8. A la lumière de ces réflexions générales, bien d’autres problèmes concrets peuvent encore retenir notre attention, par exemple ceux de la famille chrétienne, ceux de la justice au plan des structures communautaires, du développement et du progrès économique. Je pense aussi à l’évangélisation et à la fidélité chrétienne des milieux intellectuels et dirigeants qui vous préoccupent à bon droit. Et par ailleurs vous me parlez souvent des sectes qui entament ici ou là l’unité catholique, ce qui semblerait souligner, entre autres, la nécessité d’une foi plus mûre, plus réfléchie, plus vivante et surtout plus consciente de la nécessaire référence apostolique.

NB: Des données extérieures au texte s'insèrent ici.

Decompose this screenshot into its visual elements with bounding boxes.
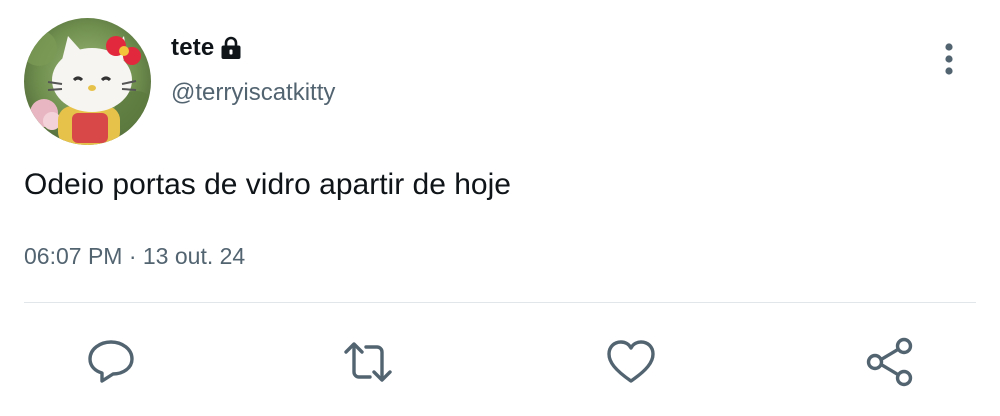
divider bbox=[24, 302, 976, 303]
reply-button[interactable] bbox=[85, 336, 137, 388]
retweet-button[interactable] bbox=[342, 336, 394, 388]
retweet-icon bbox=[344, 342, 392, 382]
more-vertical-icon bbox=[945, 43, 953, 75]
share-button[interactable] bbox=[864, 336, 916, 388]
more-options-button[interactable] bbox=[934, 40, 964, 80]
hello-kitty-avatar-image bbox=[24, 18, 151, 145]
author-name-row: tete bbox=[171, 33, 242, 63]
share-icon bbox=[866, 337, 913, 387]
heart-icon bbox=[607, 340, 655, 383]
tweet-text: Odeio portas de vidro apartir de hoje bbox=[24, 168, 511, 201]
reply-icon bbox=[88, 340, 134, 383]
display-name[interactable]: tete bbox=[171, 34, 214, 62]
avatar[interactable] bbox=[24, 18, 151, 145]
tweet-card: tete @terryiscatkitty Odeio portas de vi… bbox=[0, 0, 1000, 416]
tweet-timestamp[interactable]: 06:07 PM · 13 out. 24 bbox=[24, 243, 245, 270]
lock-icon bbox=[220, 36, 242, 60]
like-button[interactable] bbox=[605, 336, 657, 388]
author-handle[interactable]: @terryiscatkitty bbox=[171, 79, 335, 107]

Toute cette oeuvre pastorale requiert une grande unité entre tous les évêques du Zaïre. Pour ma part, sachez que j’encourage de tout coeur les efforts méritoires et concertés que vous faites quotidiennement pour instruire le peuple de Dieu et le guider vers la sainteté, pour soutenir le zèle pastoral, le discernement et la vie spirituelle de vos prêtres. Que ceux-ci se consacrent totalement à ce qui est spécifique de leur ministère sacerdotal, sans participer directement à la politique qui relève des laïcs. Avec eux, continuez à former les laïcs à leurs diverses responsabilités ecclésiales et sociales; entraînez les uns et les autres dans la démarche de conversion et de pénitence mise en relief par l’Année sainte de la Rédemption, et fortifiez-les tous dans l’espérance que le mystère de Pâques nous a ouverte. Je continuerai à porter vos intentions auprès du Seigneur et de sa sainte Mère. Et je recommande à votre prière le ministère qui m’a été confié pour l’unité et la fidélité de toute l’Eglise. De tout coeur, je vous bénis et je vous demande de transmettre ma cordiale Bénédiction Apostolique à chacune de vos communautés chrétiennes.